-Herb Brooks, US Olympic Hockey Team Coach- 1980
How many times have you witnessed in person or on TV an extraordinary feat or accomplishment in sports or a personal triumph? Perhaps the Men’s USA hockey team winning the gold medal at the Olympics or watching my friend Rowdy Gaines in 1984 win three Olympic gold medals four years after he was in the prime of his swimming career. Or Nelson Mandela being freed from a South African prison after 27 years. Or Felix Baumgartner in 2012 free falling from an altitude of 127,822 feet, reaching speeds approaching 844 MPH before his Red Bull parachute opened and returned him safely to earth. These are unforgettable moments in history that resonate with large swaths of people. Sometimes they must be seen to be believed.
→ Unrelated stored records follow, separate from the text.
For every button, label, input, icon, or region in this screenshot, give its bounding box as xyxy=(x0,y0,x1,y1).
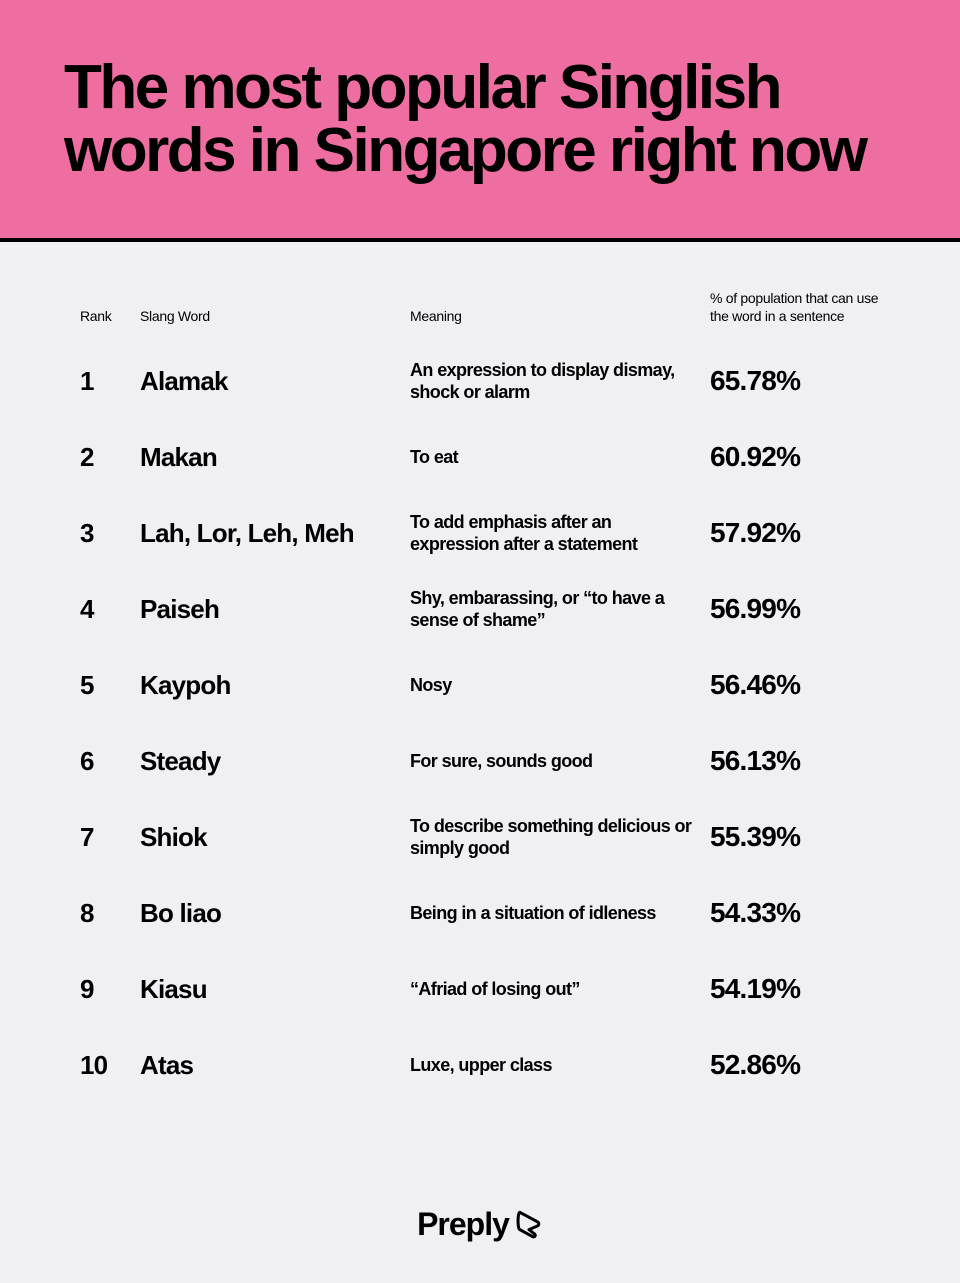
cell-word: Kaypoh xyxy=(140,670,410,701)
cell-rank: 8 xyxy=(80,898,140,929)
col-header-pct: % of population that can use the word in… xyxy=(710,290,880,325)
cell-meaning: Nosy xyxy=(410,674,710,697)
table-row: 9Kiasu“Afriad of losing out”54.19% xyxy=(80,951,880,1027)
col-header-meaning: Meaning xyxy=(410,308,710,326)
cell-word: Atas xyxy=(140,1050,410,1081)
table-row: 7ShiokTo describe something delicious or… xyxy=(80,799,880,875)
table-header-row: Rank Slang Word Meaning % of population … xyxy=(80,290,880,325)
cell-meaning: For sure, sounds good xyxy=(410,750,710,773)
col-header-rank: Rank xyxy=(80,308,140,326)
cell-pct: 54.19% xyxy=(710,973,880,1005)
cell-rank: 3 xyxy=(80,518,140,549)
brand-name: Preply xyxy=(417,1206,509,1243)
cell-word: Steady xyxy=(140,746,410,777)
cell-word: Alamak xyxy=(140,366,410,397)
table-row: 10AtasLuxe, upper class52.86% xyxy=(80,1027,880,1103)
cell-pct: 54.33% xyxy=(710,897,880,929)
cell-word: Paiseh xyxy=(140,594,410,625)
table-body: 1AlamakAn expression to display dismay, … xyxy=(80,343,880,1103)
cell-word: Shiok xyxy=(140,822,410,853)
table-row: 5KaypohNosy56.46% xyxy=(80,647,880,723)
cell-pct: 60.92% xyxy=(710,441,880,473)
cell-word: Kiasu xyxy=(140,974,410,1005)
page-title: The most popular Singlish words in Singa… xyxy=(64,56,896,182)
cell-meaning: Luxe, upper class xyxy=(410,1054,710,1077)
cell-meaning: To add emphasis after an expression afte… xyxy=(410,511,710,556)
table-row: 3Lah, Lor, Leh, MehTo add emphasis after… xyxy=(80,495,880,571)
cell-meaning: Being in a situation of idleness xyxy=(410,902,710,925)
col-header-word: Slang Word xyxy=(140,308,410,326)
header-banner: The most popular Singlish words in Singa… xyxy=(0,0,960,242)
cell-pct: 56.46% xyxy=(710,669,880,701)
table-row: 1AlamakAn expression to display dismay, … xyxy=(80,343,880,419)
table-row: 2MakanTo eat60.92% xyxy=(80,419,880,495)
cell-meaning: To eat xyxy=(410,446,710,469)
cell-word: Bo liao xyxy=(140,898,410,929)
cell-rank: 1 xyxy=(80,366,140,397)
cell-rank: 10 xyxy=(80,1050,140,1081)
cell-meaning: Shy, embarassing, or “to have a sense of… xyxy=(410,587,710,632)
infographic-container: The most popular Singlish words in Singa… xyxy=(0,0,960,1283)
table-row: 8Bo liaoBeing in a situation of idleness… xyxy=(80,875,880,951)
cell-pct: 65.78% xyxy=(710,365,880,397)
table-row: 4PaisehShy, embarassing, or “to have a s… xyxy=(80,571,880,647)
footer: Preply xyxy=(0,1206,960,1243)
cell-pct: 57.92% xyxy=(710,517,880,549)
cell-pct: 56.13% xyxy=(710,745,880,777)
table-area: Rank Slang Word Meaning % of population … xyxy=(0,242,960,1103)
cell-rank: 7 xyxy=(80,822,140,853)
cell-meaning: An expression to display dismay, shock o… xyxy=(410,359,710,404)
cell-rank: 5 xyxy=(80,670,140,701)
cell-rank: 6 xyxy=(80,746,140,777)
cell-rank: 2 xyxy=(80,442,140,473)
cell-meaning: “Afriad of losing out” xyxy=(410,978,710,1001)
cell-pct: 56.99% xyxy=(710,593,880,625)
cell-pct: 55.39% xyxy=(710,821,880,853)
brand-logo-icon xyxy=(515,1210,543,1240)
cell-rank: 4 xyxy=(80,594,140,625)
cell-rank: 9 xyxy=(80,974,140,1005)
cell-pct: 52.86% xyxy=(710,1049,880,1081)
cell-word: Makan xyxy=(140,442,410,473)
cell-meaning: To describe something delicious or simpl… xyxy=(410,815,710,860)
table-row: 6SteadyFor sure, sounds good56.13% xyxy=(80,723,880,799)
cell-word: Lah, Lor, Leh, Meh xyxy=(140,518,410,549)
With cell phone cameras and CCTV almost everywhere, we often see random acts of kindness or courage where someone faces adversity to help a person in need. Maybe it is helping an elderly woman who is a victim of a random attack on a street corner or train station; maybe it’s in a church or at a ball field—perhaps pulling an exhausted animal out of a frozen pond. These are great moments of triumph that are born from great opportunity.
And yet other times, we witness truly disappointing events that, with different people or circumstances, the outcome could have been amazing. One example is witnessing the downward spiral of some political leaders who constantly engage in name-calling, demagoguing, or just a lack of statesmanship. Just think how great our nation could be if they sat down and worked full days and weeks at legislating and arguing their point rather than fundraising or positioning for their few minutes of fame on cable tv. What if they worked as hard at persuading us as discounting us?
I understand the job can be difficult in many ways, but too many elected officials spend much of their time simply looking for sound bites and posturing. They are not creating anything. They are not making a product or enhancing a service. They aren’t on the floor of a manufacturing plant learning how hard it is to make things, and rarely are they in the middle of a key policy discussion trying to make the seemingly impossible be possible. We have elected officials who have accomplished very little in their lives but have figured out how to get elected and stay on the public payroll for extended periods.
What if we demanded they rise to the occasion like Mandela did, or the US hockey team did, or Rowdy Gaines and Felix Baumgartner did? What if accomplished, humble people decided to give of themselves in the public forum, contribute to the public good and then return home to their everyday lives and jobs living in the society they helped to create and mold? There are great opportunities to make history right now. Who will seize this moment of greatness?